Мы медленно шли через рощицу за алтарем. Конфуция узнавали и приветствовали встречные, он отвечал с достоинством, учтиво, отстраненно.
Внезапно перед алтарем появился какой-то неотесанный рыцарь.
— Учитель! — восторженно приветствовал он Конфуция.
— Цзы-Гун.
Приветствие Учителя было вежливо, но не более.
— У меня великая новость!
— Расскажи нам.
— Помните, я спрашивал вас, существует ли какое-нибудь правило, которое мне было бы можно и должно исполнять с утра до вечера каждый день?
Конфуций кивнул:
— Да, помню.
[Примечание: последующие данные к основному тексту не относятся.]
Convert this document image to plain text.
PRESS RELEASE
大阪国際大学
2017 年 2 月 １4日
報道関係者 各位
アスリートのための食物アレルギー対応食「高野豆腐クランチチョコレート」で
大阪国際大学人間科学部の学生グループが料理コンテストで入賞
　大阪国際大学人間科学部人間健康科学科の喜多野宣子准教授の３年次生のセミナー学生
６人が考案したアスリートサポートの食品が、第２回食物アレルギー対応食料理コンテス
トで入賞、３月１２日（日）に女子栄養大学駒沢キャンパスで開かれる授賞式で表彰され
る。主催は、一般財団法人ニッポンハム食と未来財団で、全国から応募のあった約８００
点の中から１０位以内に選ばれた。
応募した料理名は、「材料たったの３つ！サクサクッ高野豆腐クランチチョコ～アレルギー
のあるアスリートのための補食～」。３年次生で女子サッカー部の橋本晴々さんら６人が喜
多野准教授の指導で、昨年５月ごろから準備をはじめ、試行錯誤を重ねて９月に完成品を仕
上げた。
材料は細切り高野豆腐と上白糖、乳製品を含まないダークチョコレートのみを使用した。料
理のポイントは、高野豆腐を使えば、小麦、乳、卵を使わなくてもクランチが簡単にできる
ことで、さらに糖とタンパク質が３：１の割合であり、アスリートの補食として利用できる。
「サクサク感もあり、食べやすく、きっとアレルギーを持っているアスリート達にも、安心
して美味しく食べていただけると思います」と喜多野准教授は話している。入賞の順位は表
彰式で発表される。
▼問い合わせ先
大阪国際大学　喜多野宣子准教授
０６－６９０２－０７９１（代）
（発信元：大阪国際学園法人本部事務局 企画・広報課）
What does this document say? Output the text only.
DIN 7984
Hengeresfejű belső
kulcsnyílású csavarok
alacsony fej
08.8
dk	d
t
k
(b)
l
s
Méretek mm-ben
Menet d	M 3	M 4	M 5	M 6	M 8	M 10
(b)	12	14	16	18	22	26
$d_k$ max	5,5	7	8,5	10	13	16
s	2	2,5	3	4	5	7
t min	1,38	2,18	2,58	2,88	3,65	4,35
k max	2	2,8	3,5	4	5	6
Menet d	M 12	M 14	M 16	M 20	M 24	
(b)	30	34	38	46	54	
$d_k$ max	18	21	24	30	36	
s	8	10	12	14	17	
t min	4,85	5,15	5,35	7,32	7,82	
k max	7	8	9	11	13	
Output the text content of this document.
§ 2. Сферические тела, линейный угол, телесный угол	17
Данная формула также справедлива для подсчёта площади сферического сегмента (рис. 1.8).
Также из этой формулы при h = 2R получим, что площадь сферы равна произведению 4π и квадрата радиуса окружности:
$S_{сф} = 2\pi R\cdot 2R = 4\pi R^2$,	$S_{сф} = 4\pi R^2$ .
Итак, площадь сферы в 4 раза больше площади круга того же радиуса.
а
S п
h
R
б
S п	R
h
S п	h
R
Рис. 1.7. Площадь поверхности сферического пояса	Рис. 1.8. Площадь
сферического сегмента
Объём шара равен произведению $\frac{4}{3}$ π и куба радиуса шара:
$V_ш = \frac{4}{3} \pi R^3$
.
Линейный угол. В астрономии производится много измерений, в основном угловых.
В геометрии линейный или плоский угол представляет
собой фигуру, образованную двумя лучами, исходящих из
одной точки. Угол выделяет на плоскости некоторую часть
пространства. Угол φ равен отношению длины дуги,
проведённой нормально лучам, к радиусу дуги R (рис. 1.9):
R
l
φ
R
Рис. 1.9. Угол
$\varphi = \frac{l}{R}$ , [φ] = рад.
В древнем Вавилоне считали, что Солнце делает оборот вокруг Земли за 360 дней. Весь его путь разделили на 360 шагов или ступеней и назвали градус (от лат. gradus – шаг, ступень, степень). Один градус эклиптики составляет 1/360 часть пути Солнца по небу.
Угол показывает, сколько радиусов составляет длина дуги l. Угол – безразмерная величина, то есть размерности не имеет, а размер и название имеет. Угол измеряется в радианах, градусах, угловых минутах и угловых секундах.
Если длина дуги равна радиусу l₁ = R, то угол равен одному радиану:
И я сказал тебе: не делай другим того, чему не хотел бы подвергнуться сам.
— Так вот, с тех пор прошло больше месяца, и благодаря вам, Учитель, у меня нет желания, — поверьте! — делать то, чего я не жду от других!
— Мой милый, — сказал Конфуций, похлопывая Цзы-Гуна по плечу, — ты еще не совсем дошел до этой стадии.
Я доложил обо всем диктатору. Не знаю, какое впечатление произвел мой отчет об этой первой беседе с Конфуцием. Кан-нань сурово выслушал, затем попросил меня вспомнить все, что было сказано о бывшем коменданте Би. Казалось, его больше заинтересовал комендант, чем правитель Ци.
Когда я рискнул сказать, что, по-моему, вряд ли такой человек, как Конфуций, решит когда-нибудь устроить государственный переворот, Кан-нань покачал головой.
— Вы не так хорошо знаете этого человека, как мы. Он не одобряет существующего порядка. Вы слышали, что он сказал о моем досточтимом отце, потомственном главном министре? «Если этого человека можно терпеть, то кого же тогда нельзя?» Это было сказано открыто перед первым изгнанием.
— Почему же ваш отец не казнил его?
Кан-нань покрутил рукой в воздухе:
— Потому что это Конфуций. Мы смирились с его скверным характером. К тому же он знает небесный промысел. И мы должны почитать его. Но не должны спускать с него глаз.
— В семьдесят лет, почтенный повелитель?
— Да. Анналы Срединного Царства полны вредных стариков, пытавшихся разорвать государство на куски.
Затем диктатор велел мне научить государственных металлургов выплавлять железо. Мне надлежало также как можно чаще встречаться с Конфуцием и регулярно докладывать о встречах. Диктатор обеспечил мне ежедневный доступ к своей персоне, и это означало, что я могу появляться при его дворе, когда захочу. На приемы семейств Мэн и Шу меня по некоторым причинам не пускали, но двери дворца были для меня всегда открыты.
Мне положили скромное жалованье, предоставили милый, хотя и холодный домик близ литейных мастерских, двух слуг и двух наложниц. Китайские женщины без преувеличения самые красивые на земле и самые ловкие по части доставления мужчинам удовольствия. Я чрезвычайно привязался к обеим. Когда Фань Чи поведал Конфуцию о моем сладострастии, Учитель произнес:
— Всю жизнь я искал человека, чье стремление к моральному совершенству было бы равно половому влечению, и я было подумал, что, возможно, этот варвар и есть такой человек. — Он рассмеялся. — Теперь я вынужден продолжить свои поиски.